Want to share your content on R-bloggers? click here if you have a blog, or here if you don't.

This post was inspired by some musings from John Bollinger that as data in the financial world wasn’t normally distributed, that there might be a more robust computation to indicate skewness and kurtosis. For instance, one way to think about skewness is the difference between mean and median. That is, if the mean is less than the median, that the distribution was left skewed, and vice versa.
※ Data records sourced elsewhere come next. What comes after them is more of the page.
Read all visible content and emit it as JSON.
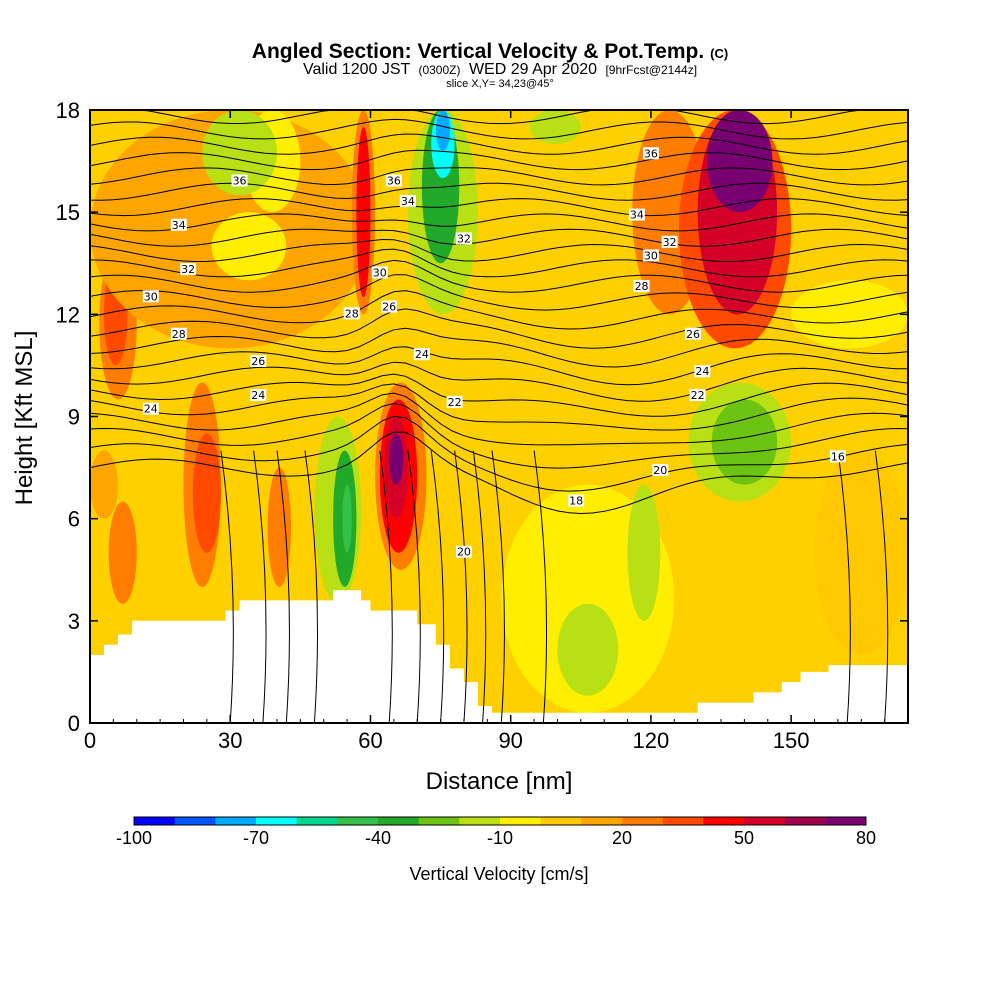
{
  "chart_data": {
    "type": "heatmap",
    "title": "Angled Section: Vertical Velocity & Pot.Temp.",
    "title_mark": "(C)",
    "subtitle_parts": [
      "Valid 1200 JST",
      "(0300Z)",
      "WED 29 Apr 2020",
      "[9hrFcst@2144z]"
    ],
    "subtitle2": "slice X,Y= 34,23@45°",
    "xlabel": "Distance [nm]",
    "ylabel": "Height [Kft MSL]",
    "xlim": [
      0,
      175
    ],
    "ylim": [
      0,
      18
    ],
    "xticks": [
      0,
      30,
      60,
      90,
      120,
      150
    ],
    "yticks": [
      0,
      3,
      6,
      9,
      12,
      15,
      18
    ],
    "colorbar": {
      "title": "Vertical Velocity [cm/s]",
      "min": -100,
      "max": 80,
      "step": 10,
      "tick_labels": [
        "-100",
        "-70",
        "-40",
        "-10",
        "20",
        "50",
        "80"
      ],
      "colors": [
        "#0000ff",
        "#0055ff",
        "#00aaff",
        "#00ffff",
        "#00d890",
        "#35c148",
        "#22a92a",
        "#6cc312",
        "#b9e014",
        "#ffee00",
        "#ffc800",
        "#ffa500",
        "#ff7d00",
        "#ff4a00",
        "#ff0000",
        "#d40028",
        "#a0004a",
        "#780070"
      ]
    },
    "potential_temperature_contour_labels": [
      "16",
      "18",
      "20",
      "22",
      "24",
      "26",
      "28",
      "30",
      "32",
      "34",
      "36"
    ],
    "velocity_cells": [
      {
        "x0": 0,
        "x1": 6,
        "y0": 6,
        "y1": 8,
        "v": 10
      },
      {
        "x0": 4,
        "x1": 10,
        "y0": 3.5,
        "y1": 6.5,
        "v": 20
      },
      {
        "x0": 2,
        "x1": 10,
        "y0": 9.5,
        "y1": 14,
        "v": 20
      },
      {
        "x0": 3,
        "x1": 8,
        "y0": 10.5,
        "y1": 13.5,
        "v": 30
      },
      {
        "x0": 0,
        "x1": 60,
        "y0": 11,
        "y1": 18,
        "v": 10
      },
      {
        "x0": 20,
        "x1": 28,
        "y0": 4,
        "y1": 10,
        "v": 20
      },
      {
        "x0": 22,
        "x1": 28,
        "y0": 5,
        "y1": 8.5,
        "v": 30
      },
      {
        "x0": 33,
        "x1": 45,
        "y0": 15,
        "y1": 18,
        "v": -10
      },
      {
        "x0": 26,
        "x1": 42,
        "y0": 13,
        "y1": 15,
        "v": -10
      },
      {
        "x0": 24,
        "x1": 40,
        "y0": 15.5,
        "y1": 18,
        "v": -20
      },
      {
        "x0": 38,
        "x1": 43,
        "y0": 4,
        "y1": 7.5,
        "v": 20
      },
      {
        "x0": 48,
        "x1": 58,
        "y0": 3.5,
        "y1": 9,
        "v": -20
      },
      {
        "x0": 52,
        "x1": 57,
        "y0": 4,
        "y1": 8,
        "v": -40
      },
      {
        "x0": 54,
        "x1": 56,
        "y0": 5,
        "y1": 7,
        "v": -50
      },
      {
        "x0": 56,
        "x1": 61,
        "y0": 12,
        "y1": 18,
        "v": 20
      },
      {
        "x0": 57,
        "x1": 60,
        "y0": 12.5,
        "y1": 17.5,
        "v": 40
      },
      {
        "x0": 61,
        "x1": 72,
        "y0": 4.5,
        "y1": 10,
        "v": 20
      },
      {
        "x0": 62,
        "x1": 70,
        "y0": 5,
        "y1": 9.5,
        "v": 40
      },
      {
        "x0": 63,
        "x1": 68,
        "y0": 6,
        "y1": 9,
        "v": 50
      },
      {
        "x0": 64,
        "x1": 67,
        "y0": 7,
        "y1": 8.5,
        "v": 70
      },
      {
        "x0": 68,
        "x1": 83,
        "y0": 12,
        "y1": 18,
        "v": -20
      },
      {
        "x0": 71,
        "x1": 79,
        "y0": 13.5,
        "y1": 18,
        "v": -40
      },
      {
        "x0": 73,
        "x1": 78,
        "y0": 16,
        "y1": 18,
        "v": -70
      },
      {
        "x0": 74,
        "x1": 77,
        "y0": 16.8,
        "y1": 18,
        "v": -80
      },
      {
        "x0": 94,
        "x1": 105,
        "y0": 17,
        "y1": 18,
        "v": -20
      },
      {
        "x0": 88,
        "x1": 125,
        "y0": 0.3,
        "y1": 7,
        "v": -10
      },
      {
        "x0": 100,
        "x1": 113,
        "y0": 0.8,
        "y1": 3.5,
        "v": -20
      },
      {
        "x0": 115,
        "x1": 122,
        "y0": 3,
        "y1": 7,
        "v": -20
      },
      {
        "x0": 116,
        "x1": 132,
        "y0": 12,
        "y1": 18,
        "v": 20
      },
      {
        "x0": 126,
        "x1": 150,
        "y0": 11,
        "y1": 18,
        "v": 30
      },
      {
        "x0": 130,
        "x1": 147,
        "y0": 12,
        "y1": 18,
        "v": 50
      },
      {
        "x0": 132,
        "x1": 146,
        "y0": 15,
        "y1": 18,
        "v": 70
      },
      {
        "x0": 135,
        "x1": 142,
        "y0": 16.5,
        "y1": 18,
        "v": 80
      },
      {
        "x0": 128,
        "x1": 150,
        "y0": 6.5,
        "y1": 10,
        "v": -20
      },
      {
        "x0": 133,
        "x1": 147,
        "y0": 7,
        "y1": 9.5,
        "v": -30
      },
      {
        "x0": 155,
        "x1": 175,
        "y0": 2,
        "y1": 8,
        "v": 0
      },
      {
        "x0": 150,
        "x1": 175,
        "y0": 11,
        "y1": 13,
        "v": -10
      }
    ]
  }
}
This post attempts to extend that thinking to kurtosis. That is, just as the skew can be thought of as a relationship between mean and median, so too, might kurtosis be thought of as a relationship between two measures of spread–standard deviation and the more robust interquartile range. So, I performed an experiment to simulate 10000 observations from a standard normal and 10000 observations from a standard double-exponential distribution.

Here’s the experiment I ran.

set.seed(1234)
norms <- rnorm(10000)
dexps <- rexp(10000) * sign(rnorm(10000))
plot(density(dexps))
lines(density(norms), col="red")
(IQR(norms))
(IQR(dexps))
(sd(norms))
(sd(dexps))
(sd(norms)/IQR(norms))
(sd(dexps)/IQR(dexps))


And here’s the output:

[1] 0.9757966
> (IQR(norms))
[1] 1.330469
> (IQR(dexps))
[1] 1.35934
> (sd(norms))
[1] 0.9875294
> (sd(dexps))
[1] 1.393057
> (sd(norms)/IQR(norms))
[1] 0.7422415
> (sd(dexps)/IQR(dexps))
[1] 1.024804


That is, in a distribution with higher kurtosis than the standard normal, that the ratio between standard deviation to interquartile range is higher in a heavier-tailed distribution. I’m not certain that this assertion is true in all general cases, but it seems to make intuitive sense, that with heavier tails, the same amount of observations are more spread out.